BoilerGrid

Overview of BoilerGrid

BoilerGrid is a large, high-throughput, distributed computing system provided by RCAC and using the Condor system developed by the Condor Project at the University of Wisconsin. BoilerGrid provides a means for users to run programs on large numbers of otherwise idle computers in various locations, including both high-performance resources momentarily under-utilized and desktop lab machines not currently in use. Whenever a local user or scheduled job needs a given machine, the Condor job is stopped and sent to another Condor node as soon as possible. Because this model limits the ability to accomplish parallel processing and communications, RCAC decided to limit access to smaller, serial jobs. Condor jobs can be submitted from most of the RCAC systems (Gray, Pete, Prospero, Radon, Rossmann, Steele, Venice). You may also install Condor on your own desktop machine, and submit from that.

Detailed Hardware Specification

BoilerGrid scavenges cycles from nearly all RCAC systems, including community clusters, specialized systems, and the recycled cluster. BoilerGrid also uses idle time of machines in student labs on the Purdue West Lafayette campus, the Purdue Calumet campus and the University of Notre Dame. Whenever the normal scheduling system on these machines sends a job to a node, Condor preempts or (if possible) checkpoints its work, then immediately surrenders the node to the scheduled job.
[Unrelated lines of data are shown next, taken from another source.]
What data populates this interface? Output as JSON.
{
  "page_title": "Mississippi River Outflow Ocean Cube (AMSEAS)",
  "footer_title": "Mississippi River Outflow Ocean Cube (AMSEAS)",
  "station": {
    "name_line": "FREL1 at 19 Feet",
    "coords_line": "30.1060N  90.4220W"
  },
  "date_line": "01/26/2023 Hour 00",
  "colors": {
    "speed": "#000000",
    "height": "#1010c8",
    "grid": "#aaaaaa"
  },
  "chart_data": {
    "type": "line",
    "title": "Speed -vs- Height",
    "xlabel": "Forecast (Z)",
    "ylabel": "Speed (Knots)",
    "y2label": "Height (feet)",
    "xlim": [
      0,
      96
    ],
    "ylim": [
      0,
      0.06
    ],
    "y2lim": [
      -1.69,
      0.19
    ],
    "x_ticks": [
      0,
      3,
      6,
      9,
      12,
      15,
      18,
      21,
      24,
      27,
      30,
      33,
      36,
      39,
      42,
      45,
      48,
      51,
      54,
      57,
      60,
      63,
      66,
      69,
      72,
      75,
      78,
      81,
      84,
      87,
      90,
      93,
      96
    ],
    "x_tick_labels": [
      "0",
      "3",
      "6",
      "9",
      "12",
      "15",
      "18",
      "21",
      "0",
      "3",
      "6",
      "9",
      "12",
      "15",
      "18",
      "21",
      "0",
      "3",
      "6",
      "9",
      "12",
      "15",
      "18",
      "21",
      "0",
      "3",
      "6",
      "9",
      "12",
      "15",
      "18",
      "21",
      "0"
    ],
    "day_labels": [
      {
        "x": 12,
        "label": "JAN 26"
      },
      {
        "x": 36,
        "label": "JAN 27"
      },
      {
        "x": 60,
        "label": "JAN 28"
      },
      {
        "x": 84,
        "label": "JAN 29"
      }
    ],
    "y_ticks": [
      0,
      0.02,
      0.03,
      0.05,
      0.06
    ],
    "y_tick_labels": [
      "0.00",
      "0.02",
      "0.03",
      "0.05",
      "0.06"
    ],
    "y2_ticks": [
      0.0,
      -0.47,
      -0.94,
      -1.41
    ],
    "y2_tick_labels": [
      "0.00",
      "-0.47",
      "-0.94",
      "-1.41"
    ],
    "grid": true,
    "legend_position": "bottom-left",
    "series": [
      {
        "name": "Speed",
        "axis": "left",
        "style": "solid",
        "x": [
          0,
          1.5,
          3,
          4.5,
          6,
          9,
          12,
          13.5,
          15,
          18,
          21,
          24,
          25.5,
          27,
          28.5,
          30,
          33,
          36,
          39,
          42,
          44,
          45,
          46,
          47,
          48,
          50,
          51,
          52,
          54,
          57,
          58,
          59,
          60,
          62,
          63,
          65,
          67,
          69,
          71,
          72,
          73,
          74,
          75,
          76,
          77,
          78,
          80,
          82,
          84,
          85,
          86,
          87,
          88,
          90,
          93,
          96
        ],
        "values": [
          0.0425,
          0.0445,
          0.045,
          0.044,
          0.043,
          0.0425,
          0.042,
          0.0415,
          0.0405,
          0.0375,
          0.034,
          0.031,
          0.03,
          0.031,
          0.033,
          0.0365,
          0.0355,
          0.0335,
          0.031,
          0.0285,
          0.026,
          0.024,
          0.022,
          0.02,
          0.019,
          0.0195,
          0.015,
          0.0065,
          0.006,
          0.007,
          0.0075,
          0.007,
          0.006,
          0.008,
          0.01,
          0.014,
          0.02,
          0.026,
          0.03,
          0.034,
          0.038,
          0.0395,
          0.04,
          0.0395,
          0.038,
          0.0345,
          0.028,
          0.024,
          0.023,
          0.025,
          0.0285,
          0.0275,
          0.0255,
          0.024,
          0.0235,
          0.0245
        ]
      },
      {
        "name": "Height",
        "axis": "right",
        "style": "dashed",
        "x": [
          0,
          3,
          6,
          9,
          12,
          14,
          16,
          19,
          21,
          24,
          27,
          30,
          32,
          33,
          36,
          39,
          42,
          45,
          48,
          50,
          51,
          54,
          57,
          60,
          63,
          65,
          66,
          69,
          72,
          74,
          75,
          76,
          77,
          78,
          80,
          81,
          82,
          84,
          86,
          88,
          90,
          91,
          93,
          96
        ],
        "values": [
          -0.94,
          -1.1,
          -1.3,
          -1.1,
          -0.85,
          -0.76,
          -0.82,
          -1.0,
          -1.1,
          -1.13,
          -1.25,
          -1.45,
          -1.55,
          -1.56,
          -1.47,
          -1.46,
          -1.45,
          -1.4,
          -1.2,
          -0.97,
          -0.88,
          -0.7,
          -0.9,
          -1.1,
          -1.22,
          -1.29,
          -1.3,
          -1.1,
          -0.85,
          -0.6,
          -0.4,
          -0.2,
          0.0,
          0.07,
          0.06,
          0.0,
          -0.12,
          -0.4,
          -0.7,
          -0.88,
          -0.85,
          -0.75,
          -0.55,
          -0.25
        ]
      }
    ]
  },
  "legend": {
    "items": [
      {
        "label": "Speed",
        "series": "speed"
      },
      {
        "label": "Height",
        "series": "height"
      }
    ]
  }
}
BoilerGrid currently consists of over 20,000 processors. Of these, about 10,500 are Linux/x86_64, approximately 600 are Linux/Intel (ia32), and approximately 11,000 are WinNT51/Intel. There are also small numbers of Itanium Linux, Solaris and Mac OSX nodes. Memory on compute nodes ranges from 512 MB to 32 GB, and most processors run at 3 GHz or faster. With a total of over 60 TFLOPS available, BoilerGrid can provide large numbers of cycles in a short amount of time. All shared areas and software packages available on the RCAC systems are available on Condor. Condor is designed for high-throughput computing and is excellent for parameter sweeps, Monte Carlo simulations, or nearly any serial application.

Owner Arch/OS Processors
ITaP - RCAC x86_64/Linux ~10500
ITaP - RCAC Intel/Linux ~660
ITaP - Envision Center Intel/Linux 48
ITaP - Teaching & Learning Intel/WinNTXX ~9300
Purdue Calumet Intel/WinNT51 ~250
Notre Dame CSE Intel/Linux, Sun4u/Solaris28, PPC/OSX, x86_64/Linux ~230
Purdue Biology, Libraries, & other ITaP Intel/Linux, Intel/WinNT51 187

BoilerGrid currently runs the latest stable release of Condor: 7.0.1. BoilerGrid status may be monitored using CondorView.